François Hollande rencontre l'opposition ivoirienne

Le président français François Hollande lors d'une conférence de presse au palais présidentiel à Abidjan, le 17 juillet 2014.
© REUTERS/Thierry Gouegnon

Dominée par des sujets économiques, la visite de François Hollande en Côte d’Ivoire ce jeudi 17 juillet a aussi été marquée par sa rencontre avec les partis de l’opposition en début de soirée, dont un tête-à-tête de 15 minutes avec le FPI. Après la Côte d'Ivoire, le président Hollande se rend au Niger et au Tchad, où il sera question du nouveau dispositif français de lutte anti-terroriste au Sahel. 

L'accueil réservé au président français à son arrivée à l'aéroport de la capitale économique ivoirienne a été chaleureux. Le chef de l'Etat français compte sur ce déplacement pour conforter la place des très nombreuses entreprises françaises implantées en Côte d'Ivoire, dont la France est le premier partenaire commercial. Mais lors de sa conférence de presse avec le président Ouattara, François Hollande a aussi évoqué la réconciliation politique. Et il a montré en exemple la Côte d'Ivoire. Il souhaite que beaucoup de pays d'Afrique organisent à leur tour des élections apaisées et pleinement démocratiques. 

Malgré la satisfaction exprimée par le chef de l’Etat français sur la manière dont la Côte d’Ivoire, sous la présidence d’Alassane Ouattara a réussi à se redresser trois ans après une violente crise qui a fait officiellement 3 000 morts, François Hollande a maintenu une rencontre avec l’opposition ivoirienne en général et en particulier un tête-à-tête avec le président du FPI, l’ancien Premier ministre Pascal Affi N’Guessan.

Une incongruité lors d’une visite officielle, mais une façon aussi pour le président français de faire pression sur le pouvoir, pour qu’il ouvre le jeu démocratique. Mais ce n’est pas pour autant une victoire pour le FPI, le parti de l’ex-président Laurent Gbagbo.

A l’approche de la présidentielle d’octobre 2015 en Côte d’Ivoire, François Hollande a dit à Pascal Affi N’Guessan que « quand les élections sont organisées de manière libre et transparente, le FPI doit y participer s’il veut exister demain ». 

Le FPI pose la question de la transparence. Il critique notamment la composition de la nouvelle commission électorale indépendante et refuse encore de nommer son représentant à cette CEI. Pascal Affi N’Guessan souhaite que la France conseille au pouvoir ivoirien d'instaurer une commission électorale consensuelle.

Renseignement et lutte contre le terrorisme au menu de la tournée de Hollande

Le président français est ce vendredi 18 juillet au Niger avant de se rendre samedi au Tchad. Déplacement quelques jours après l'annonce de « Barkhane », l'opération régionale française dans le Sahel destinée à contrer notamment la menace terroriste.

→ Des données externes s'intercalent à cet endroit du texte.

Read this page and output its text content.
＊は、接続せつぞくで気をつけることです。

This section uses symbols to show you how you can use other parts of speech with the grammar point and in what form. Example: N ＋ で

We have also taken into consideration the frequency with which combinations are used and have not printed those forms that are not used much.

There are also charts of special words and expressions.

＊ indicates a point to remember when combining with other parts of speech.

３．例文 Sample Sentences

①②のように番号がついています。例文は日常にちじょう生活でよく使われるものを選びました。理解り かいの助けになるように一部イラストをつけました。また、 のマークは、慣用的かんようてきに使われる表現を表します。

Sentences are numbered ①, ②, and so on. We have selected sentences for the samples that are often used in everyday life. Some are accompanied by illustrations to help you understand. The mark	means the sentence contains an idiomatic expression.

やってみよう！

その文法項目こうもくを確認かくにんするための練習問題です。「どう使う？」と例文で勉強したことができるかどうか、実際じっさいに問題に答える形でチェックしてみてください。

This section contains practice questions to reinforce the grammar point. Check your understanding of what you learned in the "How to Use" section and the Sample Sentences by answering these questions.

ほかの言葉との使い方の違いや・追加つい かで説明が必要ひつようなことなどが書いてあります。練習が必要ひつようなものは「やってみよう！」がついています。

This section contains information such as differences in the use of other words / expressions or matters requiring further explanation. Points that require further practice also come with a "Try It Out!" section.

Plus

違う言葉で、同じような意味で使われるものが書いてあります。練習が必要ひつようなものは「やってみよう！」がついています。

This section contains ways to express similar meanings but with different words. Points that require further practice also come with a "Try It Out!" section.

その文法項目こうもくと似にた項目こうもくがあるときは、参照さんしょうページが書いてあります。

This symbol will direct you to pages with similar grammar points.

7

Niger et Tchad sont devenus les pivots de la nouvelle doctrine de l'armée française au Sahel. Niamey accueille les principaux moyens de renseignement, avec notamment des drones et environ 500 hommes.

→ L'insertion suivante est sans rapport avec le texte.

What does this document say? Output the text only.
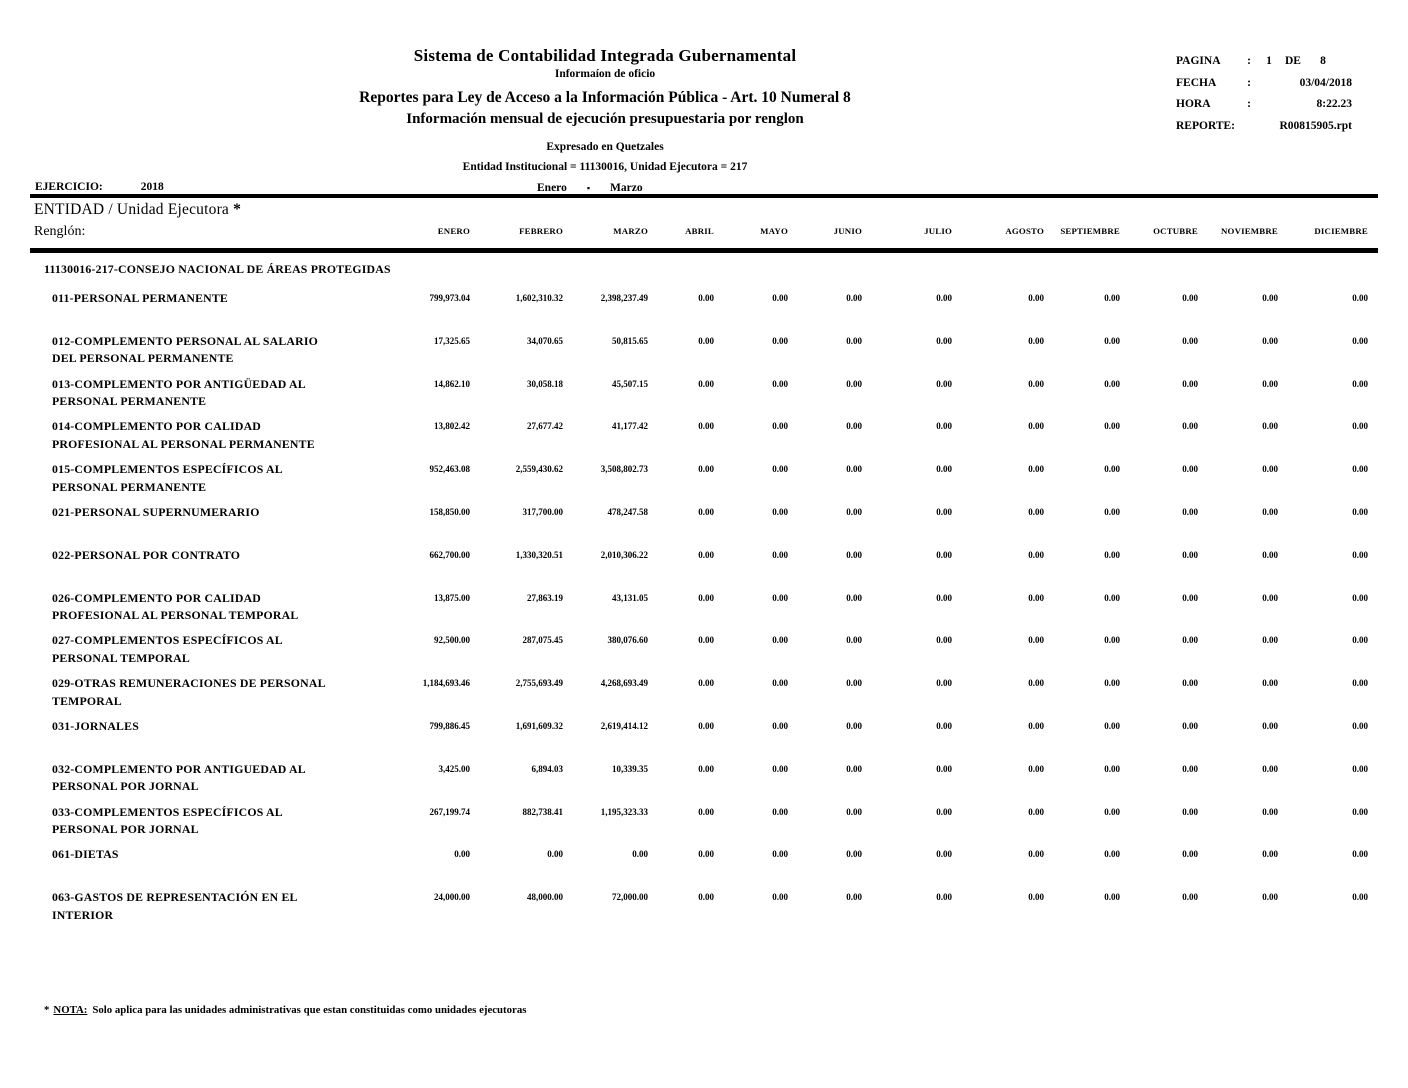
Sistema de Contabilidad Integrada Gubernamental
Informaíon de oficio
Reportes para Ley de Acceso a la Información Pública - Art. 10 Numeral 8
Información mensual de ejecución presupuestaria por renglon
Expresado en Quetzales
Entidad Institucional = 11130016, Unidad Ejecutora = 217
PAGINA	:	1	DE	8
FECHA	:	03/04/2018
HORA	:	8:22.23
REPORTE:	R00815905.rpt
EJERCICIO:	2018	Enero ▪ Marzo
ENTIDAD / Unidad Ejecutora *
Renglón:	ENERO	FEBRERO	MARZO	ABRIL	MAYO	JUNIO	JULIO	AGOSTO	SEPTIEMBRE	OCTUBRE	NOVIEMBRE	DICIEMBRE
11130016-217-CONSEJO NACIONAL DE ÁREAS PROTEGIDAS
011-PERSONAL PERMANENTE	799,973.04	1,602,310.32	2,398,237.49	0.00	0.00	0.00	0.00	0.00	0.00	0.00	0.00	0.00
012-COMPLEMENTO PERSONAL AL SALARIO
DEL PERSONAL PERMANENTE
17,325.65	34,070.65	50,815.65	0.00	0.00	0.00	0.00	0.00	0.00	0.00	0.00	0.00
013-COMPLEMENTO POR ANTIGÜEDAD AL
PERSONAL PERMANENTE
14,862.10	30,058.18	45,507.15	0.00	0.00	0.00	0.00	0.00	0.00	0.00	0.00	0.00
014-COMPLEMENTO POR CALIDAD
PROFESIONAL AL PERSONAL PERMANENTE
13,802.42	27,677.42	41,177.42	0.00	0.00	0.00	0.00	0.00	0.00	0.00	0.00	0.00
015-COMPLEMENTOS ESPECÍFICOS AL
PERSONAL PERMANENTE
952,463.08	2,559,430.62	3,508,802.73	0.00	0.00	0.00	0.00	0.00	0.00	0.00	0.00	0.00
021-PERSONAL SUPERNUMERARIO	158,850.00	317,700.00	478,247.58	0.00	0.00	0.00	0.00	0.00	0.00	0.00	0.00	0.00
022-PERSONAL POR CONTRATO	662,700.00	1,330,320.51	2,010,306.22	0.00	0.00	0.00	0.00	0.00	0.00	0.00	0.00	0.00
026-COMPLEMENTO POR CALIDAD
PROFESIONAL AL PERSONAL TEMPORAL
13,875.00	27,863.19	43,131.05	0.00	0.00	0.00	0.00	0.00	0.00	0.00	0.00	0.00
027-COMPLEMENTOS ESPECÍFICOS AL
PERSONAL TEMPORAL
92,500.00	287,075.45	380,076.60	0.00	0.00	0.00	0.00	0.00	0.00	0.00	0.00	0.00
029-OTRAS REMUNERACIONES DE PERSONAL
TEMPORAL
1,184,693.46	2,755,693.49	4,268,693.49	0.00	0.00	0.00	0.00	0.00	0.00	0.00	0.00	0.00
031-JORNALES	799,886.45	1,691,609.32	2,619,414.12	0.00	0.00	0.00	0.00	0.00	0.00	0.00	0.00	0.00
032-COMPLEMENTO POR ANTIGUEDAD AL
PERSONAL POR JORNAL
3,425.00	6,894.03	10,339.35	0.00	0.00	0.00	0.00	0.00	0.00	0.00	0.00	0.00
033-COMPLEMENTOS ESPECÍFICOS AL
PERSONAL POR JORNAL
267,199.74	882,738.41	1,195,323.33	0.00	0.00	0.00	0.00	0.00	0.00	0.00	0.00	0.00
061-DIETAS	0.00	0.00	0.00	0.00	0.00	0.00	0.00	0.00	0.00	0.00	0.00	0.00
063-GASTOS DE REPRESENTACIÓN EN EL
INTERIOR
24,000.00	48,000.00	72,000.00	0.00	0.00	0.00	0.00	0.00	0.00	0.00	0.00	0.00
* NOTA: Solo aplica para las unidades administrativas que estan constituidas como unidades ejecutoras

A Ndjamena, on trouve un millier d'hommes, le poste de commandement, chargé de conduire les opérations dans toute la zone et la principale base aérienne.

Avec la fin de Serval, la France a décidé d'élargir son action à toute la bande sahélienne. Outre le Niger et le Tchad, l'armée sera présente aussi au Burkina Faso, en Mauritanie et au Mali. Total des effectifs : 3 000 hommes, auxquels s'ajoutera l'appui des cinq pays de la région, et l'aide américaine.

Tout cela ne sera pas de trop, tant la situation est loin d'être réglée. Le Nord-Mali est toujours instable. Le trafic, notamment en armes, reste actif, les chefs terroristes n'ont pas été éliminés et ils constituent toujours une sérieuse menace. La preuve encore avec l'attaque-suicide hautement symbolique, le 14 juillet à Almoustarat.

Avec son dispositif, la France veut être plus réactive. Depuis l'an dernier, huit responsables d'Aqmi et AL Mourabitoune auraient été éliminés par l'armée française.